I tend leave my personal life out of these pages. Not simply because I am a very private person, but also since I’m well aware you’re a sneaky, jealous lot, always looking for the smallest crack in my armor. But what I can I do when someone very close to me chooses to solicit guidance from syndicated columnist Carolyn Hax rather than confront me directly?
Hi, Carolyn:
Last night I was watching a movie with my boyfriend. During one scene, he started to tear up, and by the end he was pretty much crying. I was flabbergasted at first — my boyfriend is pretty “manly” (to his credit, the scene was sports-related) and doesn’t get emotional easily. While the scene was moving, I would not say it was a tear-jerker.

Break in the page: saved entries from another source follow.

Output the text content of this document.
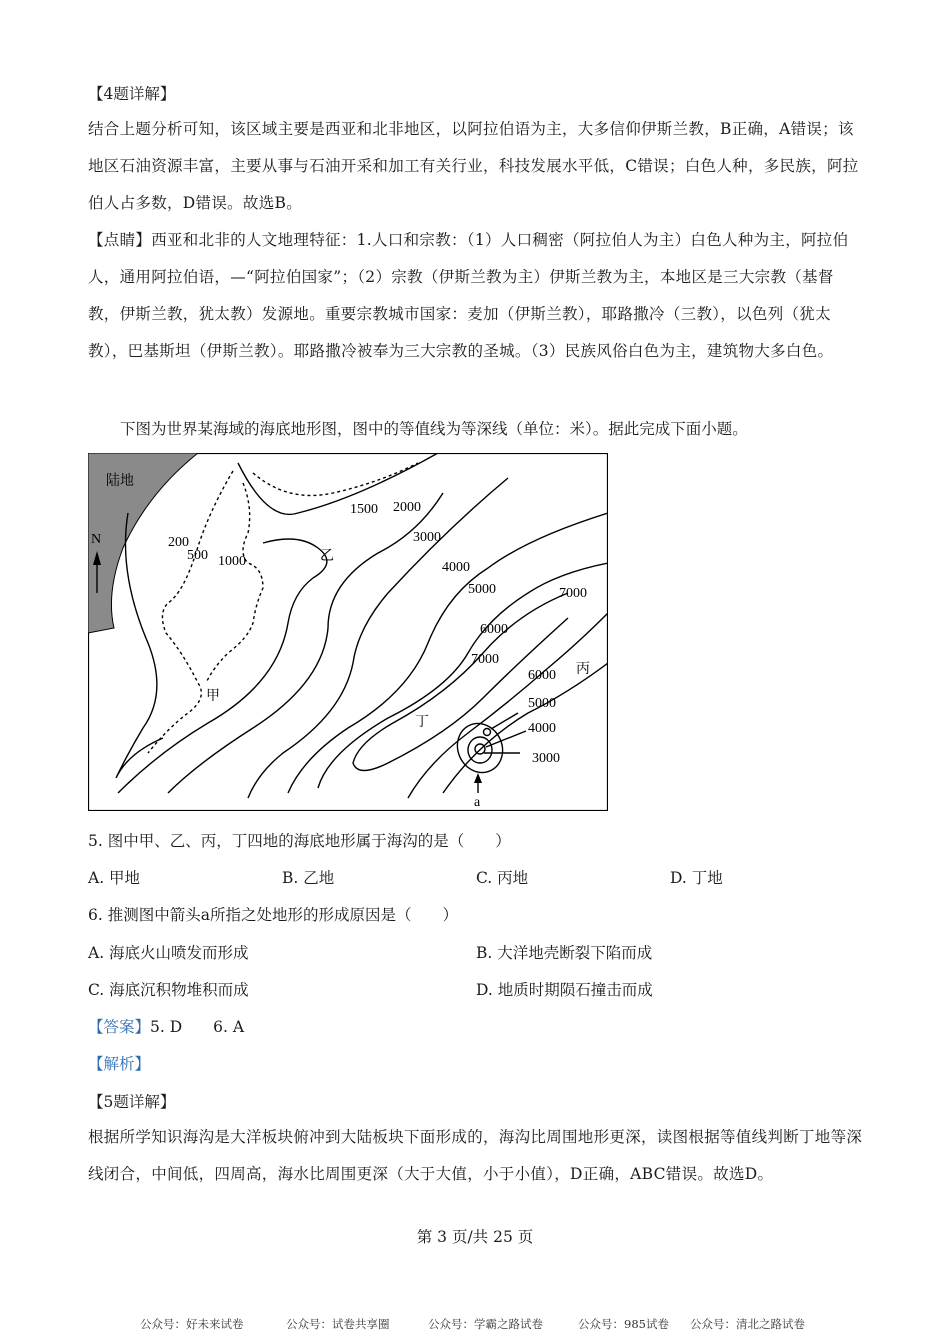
【4题详解】
结合上题分析可知，该区域主要是西亚和北非地区，以阿拉伯语为主，大多信仰伊斯兰教，B正确，A错误；该地区石油资源丰富，主要从事与石油开采和加工有关行业，科技发展水平低，C错误；白色人种，多民族，阿拉伯人占多数，D错误。故选B。
【点睛】西亚和北非的人文地理特征：1.人口和宗教：（1）人口稠密（阿拉伯人为主）白色人种为主，阿拉伯人，通用阿拉伯语，—“阿拉伯国家”；（2）宗教（伊斯兰教为主）伊斯兰教为主，本地区是三大宗教（基督教，伊斯兰教，犹太教）发源地。重要宗教城市国家：麦加（伊斯兰教），耶路撒冷（三教），以色列（犹太教），巴基斯坦（伊斯兰教）。耶路撒冷被奉为三大宗教的圣城。（3）民族风俗白色为主，建筑物大多白色。
下图为世界某海域的海底地形图，图中的等值线为等深线（单位：米）。据此完成下面小题。
陆地
N
甲
乙
丙
丁
a
200
500 1000
1500 2000
3000
4000
5000
6000
7000
7000
6000
5000
4000
3000
5. 图中甲、乙、丙，丁四地的海底地形属于海沟的是（　　）
A. 甲地	B. 乙地	C. 丙地	D. 丁地
6. 推测图中箭头a所指之处地形的形成原因是（　　）
A. 海底火山喷发而形成	B. 大洋地壳断裂下陷而成
C. 海底沉积物堆积而成	D. 地质时期陨石撞击而成
【答案】5. D　　6. A
【解析】
【5题详解】
根据所学知识海沟是大洋板块俯冲到大陆板块下面形成的，海沟比周围地形更深，读图根据等值线判断丁地等深线闭合，中间低，四周高，海水比周围更深（大于大值，小于小值），D正确，ABC错误。故选D。
第 3 页/共 25 页
公众号：好未来试卷	公众号：试卷共享圈	公众号：学霸之路试卷	公众号：985试卷 公众号：清北之路试卷
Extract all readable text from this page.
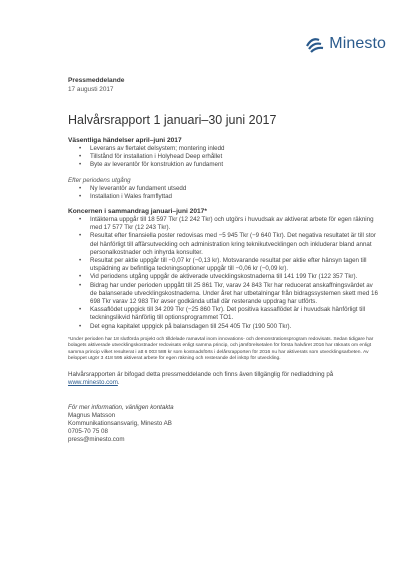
Minesto
Pressmeddelande
17 augusti 2017
Halvårsrapport 1 januari–30 juni 2017
Väsentliga händelser april–juni 2017
• Leverans av flertalet delsystem; montering inledd
• Tillstånd för installation i Holyhead Deep erhållet
• Byte av leverantör för konstruktion av fundament
Efter periodens utgång
• Ny leverantör av fundament utsedd
• Installation i Wales framflyttad
Koncernen i sammandrag januari–juni 2017*
• Intäkterna uppgår till 18 597 Tkr (12 242 Tkr) och utgörs i huvudsak av aktiverat arbete för egen räkning med 17 577 Tkr (12 243 Tkr).
• Resultat efter finansiella poster redovisas med −5 945 Tkr (−9 640 Tkr). Det negativa resultatet är till stor del hänförligt till affärsutveckling och administration kring teknikutvecklingen och inkluderar bland annat personalkostnader och inhyrda konsulter.
• Resultat per aktie uppgår till −0,07 kr (−0,13 kr). Motsvarande resultat per aktie efter hänsyn tagen till utspädning av befintliga teckningsoptioner uppgår till −0,06 kr (−0,09 kr).
• Vid periodens utgång uppgår de aktiverade utvecklingskostnaderna till 141 199 Tkr (122 357 Tkr).
• Bidrag har under perioden uppgått till 25 861 Tkr, varav 24 843 Tkr har reducerat anskaffningsvärdet av de balanserade utvecklingskostnaderna. Under året har utbetalningar från bidragssystemen skett med 16 698 Tkr varav 12 983 Tkr avser godkända utfall där resterande uppdrag har utförts.
• Kassaflödet uppgick till 34 209 Tkr (−25 860 Tkr). Det positiva kassaflödet är i huvudsak hänförligt till teckningslikvid hänförlig till optionsprogrammet TO1.
• Det egna kapitalet uppgick på balansdagen till 254 405 Tkr (190 500 Tkr).
*Under perioden har 18 slutförda projekt och tilldelade ramavtal inom innovations- och demonstrationsprogram redovisats. Sedan tidigare har bolagets aktiverade utvecklingskostnader redovisats enligt samma princip, och jämförelsetalen för första halvåret 2016 har räknats om enligt samma princip vilket resulterat i att 6 003 588 kr som kostnadsförts i delårsrapporten för 2016 nu har aktiverats som utvecklingsarbeten. Av beloppet utgör 3 418 595 aktiverat arbete för egen räkning och resterande del inköp för utveckling.
Halvårsrapporten är bifogad detta pressmeddelande och finns även tillgänglig för nedladdning på www.minesto.com.
För mer information, vänligen kontakta
Magnus Matsson
Kommunikationsansvarig, Minesto AB
0705-70 75 08
press@minesto.com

I made the mistake of laughing.
Well, that made him angry and now he is not speaking to me. Was I wrong or is he being over-sensitive?
— Crying Boyfriend?
Both, but, to borrow some insight from my 8-year-old, you started it.
And wow, you were so much more wrong than he was. His silent treatment is juvenile, yes. But it pains me to think of someone who doesn’t normally show vulnerability getting a ridicule beat-down for it. Maybe the scene wasn’t all that moving to you, but who knows what he has buried inside him that this scene dredged up? And — it was “to his credit” that it was a sports scene? Wow.
Tell him you were totally out of line and have some biases you need to root out.
Your happiness — apart or together — is directly proportional to how safe you feel with the people you love. So, think for a moment how important it is for you to feel safe with a boyfriend, then do whatever you can to be that safe place for him. His willingness to trust you will depend largely on your sincerity, but also on his courage. That’s what it will take for him to show his heart around you again.
Thank you, Ms. Hax. I’m sure there’s a handful of CSTB readers (perhaps even two handfuls) who not only find nothing weird or distasteful at my openly weeping during a sports-themed motion picture, but might fully relate to what I was going thru.
In short, I don’t know what kind of automaton could watch “Juwanna Mann” without having an emotional reaction.